I am running a regression model with some heteroskedasticity and serial correlation and I am trying to solve both without changing my model specification.
First, I have generated an OLS model and realized both problems, heteroskedasticity and serial correlation. So, I tried to run a feasible generalized least square (FGLS) model with plm's pggls command to solve both problems at the same time, but this command seems to only solve heteroskedasticity and not serial correlation.
My code is as follows:
base<-pdata.frame(base, index = c("ID","time"), drop = FALSE)
Reg<-pggls(sells~ prices + income + stock+
period1 + period2+ period3, model = c("pooling"),
data=base)
This command seems to correct heteroskedasticity, but it certainly does not correct for serial correlation as I created a simple proof. Below I generated a regression between the residuals and the lagged residuals of the regression model:
res = Reg$res
n = length(res)
mod = lm(res[-n] ~ res[-1])
summary(mod)
The res[-1] coefficient is mod is significative.
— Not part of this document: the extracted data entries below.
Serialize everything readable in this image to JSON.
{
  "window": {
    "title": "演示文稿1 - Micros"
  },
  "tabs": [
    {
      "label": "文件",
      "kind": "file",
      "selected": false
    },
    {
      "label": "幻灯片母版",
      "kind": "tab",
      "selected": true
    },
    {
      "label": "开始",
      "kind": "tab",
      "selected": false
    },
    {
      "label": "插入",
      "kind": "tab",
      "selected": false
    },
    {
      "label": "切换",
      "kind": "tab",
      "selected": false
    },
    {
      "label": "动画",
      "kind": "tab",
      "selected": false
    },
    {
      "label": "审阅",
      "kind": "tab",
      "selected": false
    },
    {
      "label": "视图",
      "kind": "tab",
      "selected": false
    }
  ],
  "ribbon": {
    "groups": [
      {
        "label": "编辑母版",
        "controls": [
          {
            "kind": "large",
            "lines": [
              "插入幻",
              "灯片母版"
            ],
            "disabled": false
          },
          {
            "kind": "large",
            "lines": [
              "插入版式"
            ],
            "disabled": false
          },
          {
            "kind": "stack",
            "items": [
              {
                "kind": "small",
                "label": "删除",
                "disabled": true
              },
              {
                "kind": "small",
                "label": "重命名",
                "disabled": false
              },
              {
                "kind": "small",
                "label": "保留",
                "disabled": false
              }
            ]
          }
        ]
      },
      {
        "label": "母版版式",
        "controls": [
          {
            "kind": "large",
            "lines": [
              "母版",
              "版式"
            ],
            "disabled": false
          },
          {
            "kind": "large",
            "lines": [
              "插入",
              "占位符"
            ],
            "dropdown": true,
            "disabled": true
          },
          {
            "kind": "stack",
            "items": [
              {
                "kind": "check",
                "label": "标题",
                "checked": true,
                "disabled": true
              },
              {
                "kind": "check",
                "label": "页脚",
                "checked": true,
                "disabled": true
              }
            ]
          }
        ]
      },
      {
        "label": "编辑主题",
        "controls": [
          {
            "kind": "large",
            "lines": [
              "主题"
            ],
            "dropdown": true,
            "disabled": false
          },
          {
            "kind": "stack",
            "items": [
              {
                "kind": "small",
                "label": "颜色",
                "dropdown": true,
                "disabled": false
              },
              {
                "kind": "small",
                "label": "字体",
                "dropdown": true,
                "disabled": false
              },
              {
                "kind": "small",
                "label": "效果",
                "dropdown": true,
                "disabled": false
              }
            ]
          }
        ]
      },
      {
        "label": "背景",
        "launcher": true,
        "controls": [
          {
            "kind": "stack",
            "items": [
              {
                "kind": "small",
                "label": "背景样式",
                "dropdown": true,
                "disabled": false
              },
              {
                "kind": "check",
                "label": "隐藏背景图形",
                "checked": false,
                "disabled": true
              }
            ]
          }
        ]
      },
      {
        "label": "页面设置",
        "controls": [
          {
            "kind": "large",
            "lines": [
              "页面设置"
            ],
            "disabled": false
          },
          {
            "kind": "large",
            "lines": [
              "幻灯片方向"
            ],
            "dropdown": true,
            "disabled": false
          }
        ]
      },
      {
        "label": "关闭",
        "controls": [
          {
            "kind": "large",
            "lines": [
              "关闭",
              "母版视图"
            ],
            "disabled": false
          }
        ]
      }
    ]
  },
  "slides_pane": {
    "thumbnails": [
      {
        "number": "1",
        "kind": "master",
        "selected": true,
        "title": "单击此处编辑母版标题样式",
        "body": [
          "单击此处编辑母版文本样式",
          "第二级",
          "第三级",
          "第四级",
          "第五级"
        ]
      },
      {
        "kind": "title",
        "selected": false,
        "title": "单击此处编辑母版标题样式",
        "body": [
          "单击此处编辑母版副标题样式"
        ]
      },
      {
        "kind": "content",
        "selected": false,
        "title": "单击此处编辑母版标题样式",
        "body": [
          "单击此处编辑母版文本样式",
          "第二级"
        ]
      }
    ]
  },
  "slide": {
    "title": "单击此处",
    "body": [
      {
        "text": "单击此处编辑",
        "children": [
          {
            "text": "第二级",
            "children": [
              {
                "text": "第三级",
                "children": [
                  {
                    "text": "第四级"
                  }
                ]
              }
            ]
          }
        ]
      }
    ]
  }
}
So it has not solved the serial correlation.
Does somebody know how to add some option to the pggls command to solve this?, or does somebody know a better command for solving both problems? It does not necessarily need to be a panel data command as I only have 1 individual.
As long as you said you don't need a panel structure you could correct the standard errors directly, which is the more used appraoch in econometrics literature. In fact, GLS estimation is a bit old fashioned today...
You could do:
library(sandwich)
library(lmtest)
reg <-lm(sells ~ prices + income + stock + period1 + period2+ period3, data = base)
coeftest(reg, vcov = vcovHAC(reg))
Just for completness, if you'd like to produce a clustered robust estimation like Stata does, you cloud try Tarzan's cl function from here.